Every time Barnes throws down a nasty dunk -- he has three of the season's best -- he'll get texts from Tar Heel teammates. And if you end up on the opposite end of it, like Henson did courtesy of LeBron James recently, you can expect even more of a reaction.
"We have a big group chat of all Carolina guys and we made sure that we let him know about it," Marshall said.
Zeller, the fourth Tar Heel selected in the 2012 draft, lived alone rather than with his teammates in Chapel Hill. The Cleveland Cavaliers center Marshall described as "very mature" might not be texting his former teammates daily, but Carolina blue still binds them. He attended that Virginia game over All-Star weekend, too. At halftime UNC honored his jersey and raised it to the rafters.
"It's just fun to be able to watch ‘em and try to go through the same things with them and see what they're doing," Zeller said.
When big man Anderson Varejao hurt his knee in December, Zeller slid into the first five. That's where he has stayed with Varejao out for the season. Going from battling college bigs to NBA reserves to NBA starters, his learning curve steepened earlier than expected.
"The thing with college big guys is they're either really big or they're really tall and skinny or they don't know how to use their weight," Zeller said. "You're going against people now that can move really well, they're really strong and they know how to play, so it's a tough challenge."
"He's got a great opportunity in Cleveland," Marshall said. They have a bunch of young guys and you hate to see anybody get hurt, but I think it worked out to the point where now he has a chance to be out there playing through mistakes. I think he's taken full advantage of it."
Marshall's taken advantage of his opportunity, too. It was hard collecting DNP-CDs earlier in the year and it's still hard losing, but now he's playing and contributing, showing his next-level court vision and passing instincts. Last week he called it "a dream come true" to play against Steve Nash, the man he thought he'd be backing up when the Suns selected him. In that game, he finished with 11 points, five assists and five rebounds in a 23-point victory over the Lakers, the high point of his first NBA season.

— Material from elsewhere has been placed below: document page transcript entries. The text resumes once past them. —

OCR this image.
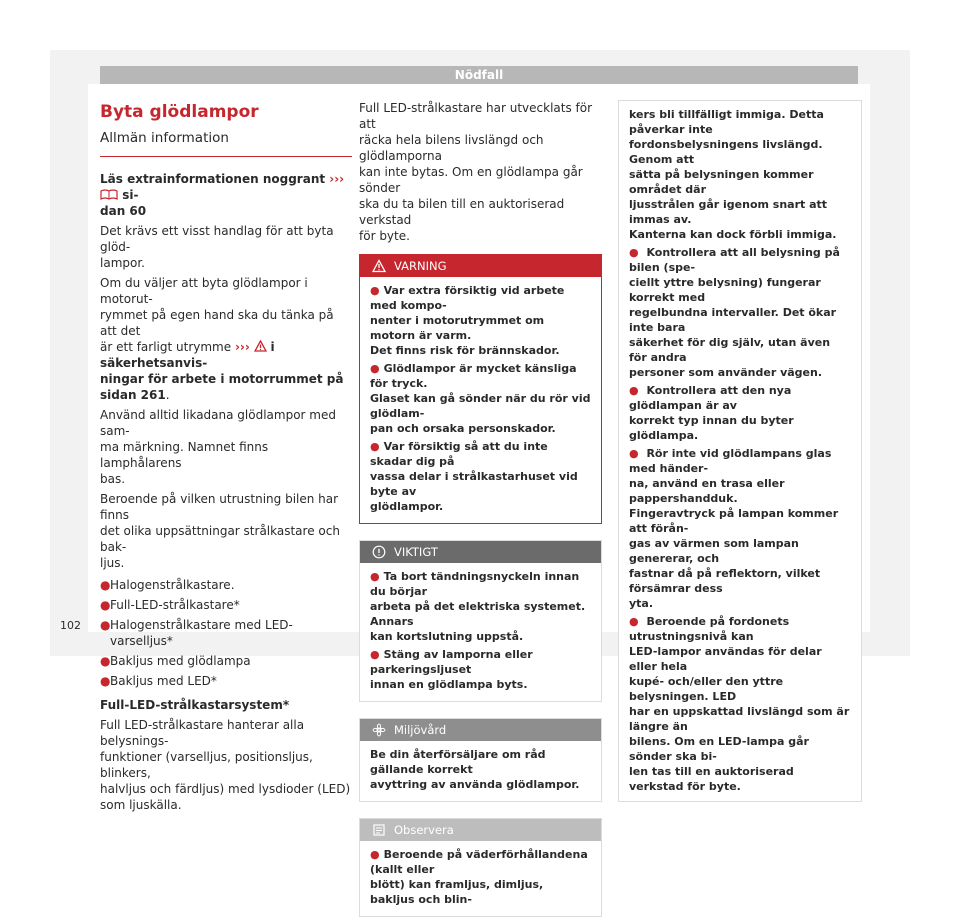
Nödfall
Byta glödlampor
Allmän information

Läs extrainformationen noggrant ›››  si-

dan 60

Det krävs ett visst handlag för att byta glöd-

lampor.

Om du väljer att byta glödlampor i motorut-

rymmet på egen hand ska du tänka på att det

är ett farligt utrymme ››› i säkerhetsanvis-

ningar för arbete i motorrummet på

sidan 261.

Använd alltid likadana glödlampor med sam-

ma märkning. Namnet finns lamphålarens

bas.

Beroende på vilken utrustning bilen har finns

det olika uppsättningar strålkastare och bak-

ljus.

● Halogenstrålkastare.
● Full-LED-strålkastare*
● Halogenstrålkastare med LED-varselljus*
● Bakljus med glödlampa
● Bakljus med LED*

Full-LED-strålkastarsystem*

Full LED-strålkastare hanterar alla belysnings-

funktioner (varselljus, positionsljus, blinkers,

halvljus och färdljus) med lysdioder (LED)

som ljuskälla.

Full LED-strålkastare har utvecklats för att

räcka hela bilens livslängd och glödlamporna

kan inte bytas. Om en glödlampa går sönder

ska du ta bilen till en auktoriserad verkstad

för byte.

VARNING

● Var extra försiktig vid arbete med kompo-
nenter i motorutrymmet om motorn är varm.
Det finns risk för brännskador.

● Glödlampor är mycket känsliga för tryck.
Glaset kan gå sönder när du rör vid glödlam-
pan och orsaka personskador.

● Var försiktig så att du inte skadar dig på
vassa delar i strålkastarhuset vid byte av
glödlampor.

VIKTIGT

● Ta bort tändningsnyckeln innan du börjar
arbeta på det elektriska systemet. Annars
kan kortslutning uppstå.

● Stäng av lamporna eller parkeringsljuset
innan en glödlampa byts.

Miljövård

Be din återförsäljare om råd gällande korrekt
avyttring av använda glödlampor.

Observera

● Beroende på väderförhållandena (kallt eller
blött) kan framljus, dimljus, bakljus och blin-

kers bli tillfälligt immiga. Detta påverkar inte
fordonsbelysningens livslängd. Genom att
sätta på belysningen kommer området där
ljusstrålen går igenom snart att immas av.
Kanterna kan dock förbli immiga.

● Kontrollera att all belysning på bilen (spe-
ciellt yttre belysning) fungerar korrekt med
regelbundna intervaller. Det ökar inte bara
säkerhet för dig själv, utan även för andra
personer som använder vägen.

● Kontrollera att den nya glödlampan är av
korrekt typ innan du byter glödlampa.

● Rör inte vid glödlampans glas med händer-
na, använd en trasa eller pappershandduk.
Fingeravtryck på lampan kommer att förån-
gas av värmen som lampan genererar, och
fastnar då på reflektorn, vilket försämrar dess
yta.

● Beroende på fordonets utrustningsnivå kan
LED-lampor användas för delar eller hela
kupé- och/eller den yttre belysningen. LED
har en uppskattad livslängd som är längre än
bilens. Om en LED-lampa går sönder ska bi-
len tas till en auktoriserad verkstad för byte.

102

After a brief verbal back-and-forth with Dwight Howard when he felt Howard was holding his teammate, he took a moment to process the situation.
"I just sat there for a second like, ‘I'm really going back and forth with Dwight Howard right now,'" Marshall remembered.

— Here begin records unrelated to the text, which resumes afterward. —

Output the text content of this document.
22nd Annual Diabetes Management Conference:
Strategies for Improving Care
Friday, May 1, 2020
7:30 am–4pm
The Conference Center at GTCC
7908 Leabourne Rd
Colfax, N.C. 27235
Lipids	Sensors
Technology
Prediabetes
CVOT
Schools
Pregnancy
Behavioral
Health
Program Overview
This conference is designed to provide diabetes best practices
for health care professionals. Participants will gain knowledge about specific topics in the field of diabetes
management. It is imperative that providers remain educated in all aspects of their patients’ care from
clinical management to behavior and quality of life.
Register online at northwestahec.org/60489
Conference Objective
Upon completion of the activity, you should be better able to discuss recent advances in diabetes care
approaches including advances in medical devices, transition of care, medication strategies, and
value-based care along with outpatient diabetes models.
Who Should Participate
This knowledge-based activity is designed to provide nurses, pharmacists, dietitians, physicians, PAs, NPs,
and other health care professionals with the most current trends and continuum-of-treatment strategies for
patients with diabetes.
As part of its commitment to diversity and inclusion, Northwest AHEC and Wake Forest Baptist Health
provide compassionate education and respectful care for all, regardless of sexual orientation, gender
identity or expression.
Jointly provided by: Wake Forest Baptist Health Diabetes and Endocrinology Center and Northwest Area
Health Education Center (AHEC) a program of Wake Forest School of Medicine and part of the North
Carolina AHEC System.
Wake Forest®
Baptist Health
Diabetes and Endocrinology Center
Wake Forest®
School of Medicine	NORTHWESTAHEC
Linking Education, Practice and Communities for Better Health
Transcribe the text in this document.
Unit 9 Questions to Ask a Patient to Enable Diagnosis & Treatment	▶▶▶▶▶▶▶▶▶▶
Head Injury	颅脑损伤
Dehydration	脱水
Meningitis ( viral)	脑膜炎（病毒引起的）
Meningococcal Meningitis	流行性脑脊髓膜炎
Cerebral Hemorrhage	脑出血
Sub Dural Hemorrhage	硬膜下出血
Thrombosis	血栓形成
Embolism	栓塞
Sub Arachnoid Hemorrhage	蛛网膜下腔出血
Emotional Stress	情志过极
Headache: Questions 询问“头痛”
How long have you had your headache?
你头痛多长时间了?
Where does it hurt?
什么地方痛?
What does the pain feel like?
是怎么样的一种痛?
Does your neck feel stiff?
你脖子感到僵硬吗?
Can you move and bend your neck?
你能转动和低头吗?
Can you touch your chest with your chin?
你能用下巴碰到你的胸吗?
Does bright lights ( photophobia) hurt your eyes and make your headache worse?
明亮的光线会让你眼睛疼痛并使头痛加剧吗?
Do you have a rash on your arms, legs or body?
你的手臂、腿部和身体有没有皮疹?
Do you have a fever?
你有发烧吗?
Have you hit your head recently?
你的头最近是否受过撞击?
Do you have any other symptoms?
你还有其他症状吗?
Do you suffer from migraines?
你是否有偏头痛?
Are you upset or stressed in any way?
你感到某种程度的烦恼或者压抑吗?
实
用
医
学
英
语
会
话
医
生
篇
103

As NBA moments pile up for these rookies, they know Tar Heels are there for each other year-round, through ups and downs. If you play for North Carolina, North Carolina is a part of you.
"A lot of my teammates tell me in the pros that the older you get, the less you'll watch, being that these aren't guys that you went to school with anymore," Marshall said. "But I feel like we have a different type of bond. That Carolina basketball family is like no other."